SEP, les leçons d’un échec

Depuis 20 ans, les neurologues impliqués dans la prise en charge de la sclérose en plaques voient leur arsenal thérapeutique s’enrichir avec la mise à disposition de molécules immunomodulatrices ou suppressives ciblées et originales. Ces nouveaux médicaments ont démontré une efficacité significative au stade de début de la maladie et permettent d’entrevoir des possibilités de rémission dans cette pathologie anciennement de sinistre réputation. Ces victoires sont cependant amoindries par l’absence d’efficacité sur les formes progressives. Beaucoup d’espoir se sont portés sur le fingolimod, premier médicament d’une nouvelle classe thérapeutique, les modulateurs des récepteurs de la sphingosine -1-phosphate. Son mécanisme d’action original, sa tolérance satisfaisante, son plan de gestion de risques précis et son mode d’administration en faisaient un candidat sérieux. Malheureusement cette molécule vient aussi d’échouer dans cette forme clinique de SEP.
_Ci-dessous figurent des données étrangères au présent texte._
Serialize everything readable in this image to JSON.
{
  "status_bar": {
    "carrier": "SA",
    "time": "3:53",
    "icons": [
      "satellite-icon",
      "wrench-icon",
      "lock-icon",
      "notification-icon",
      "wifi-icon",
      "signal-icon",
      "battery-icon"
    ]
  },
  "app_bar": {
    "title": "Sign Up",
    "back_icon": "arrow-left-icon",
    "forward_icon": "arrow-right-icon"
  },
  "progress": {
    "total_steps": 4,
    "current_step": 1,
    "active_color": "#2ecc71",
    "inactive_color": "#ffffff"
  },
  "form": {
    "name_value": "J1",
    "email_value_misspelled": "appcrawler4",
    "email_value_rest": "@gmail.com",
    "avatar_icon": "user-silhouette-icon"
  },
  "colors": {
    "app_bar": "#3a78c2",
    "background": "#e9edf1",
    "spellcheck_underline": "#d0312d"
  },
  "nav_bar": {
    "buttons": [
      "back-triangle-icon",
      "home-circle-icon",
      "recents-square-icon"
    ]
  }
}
Pas d’effet positif du fingolimod dans les SEP progressives

Pourtant l’étude INFORMS randomisée, contre placebo, en double aveugle s’était donné les moyens de réussir puisqu’elle a concerné 970 patients. Afin d’augmenter sa sensibilité, le critère principal d’évaluation utilisé était composite associant le score classique de l’EDSS (Expanded Disability Status Scale) à un temps de marche et de réalisation d’une tache motrice (Peg board) pour évaluer la progression du handicap à 3 mois. L’étude a été réalisée dans 148 centres et les patients ont été suivis pendant au moins 36 mois. La dose de fingolimod administrée a été modifiée en cours de protocole passant de 1,25 mg à 0,5 mg, le développement de cette dernière dose ayant été arrêté.
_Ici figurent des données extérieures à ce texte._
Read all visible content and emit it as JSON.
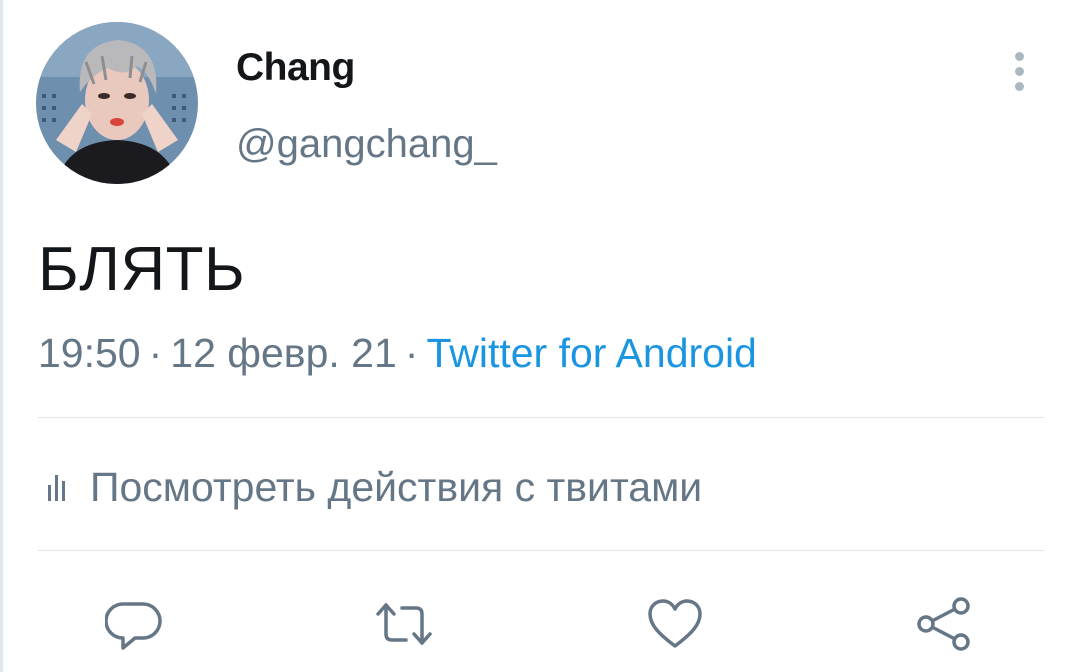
{
  "tweet": {
    "author": {
      "display_name": "Chang",
      "username": "@gangchang_"
    },
    "text": "БЛЯТЬ",
    "time": "19:50",
    "date": "12 февр. 21",
    "separator": "·",
    "source": "Twitter for Android"
  },
  "activity": {
    "label": "Посмотреть действия с твитами",
    "icon": "bar-chart-icon"
  },
  "actions": {
    "reply_icon": "comment-icon",
    "retweet_icon": "retweet-icon",
    "like_icon": "heart-icon",
    "share_icon": "share-icon"
  },
  "colors": {
    "text": "#14171a",
    "secondary": "#657786",
    "link": "#1b95e0",
    "divider": "#e1e8ed",
    "icon": "#657786"
  }
}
Malheureusement, l’analyse statistique n’a pas montré d’effet positif sur le critère principal et sur la perte de volume cérébral. Cet échec est amer au vu de l’investissement des différentes équipes mais peut être source d’enseignements multiples. Les données de sécurité rappellent les rares risques connus et gérés par le plan de gestion des risques : bradycardie, BAV, infections, œdème maculaire. Quarante deux pour cent des patients étant âgés de plus de 50 ans, l’absence d’augmentation du risque dans cette population plus vulnérable est une bonne nouvelle. La population sélectionnée avait bien les caractéristiques de la forme progressive notamment en IRM. En effet, moins de 15 % avaient une activité inflammatoire (cible principale des immunomodulateurs) et une faible charge lésionnelle.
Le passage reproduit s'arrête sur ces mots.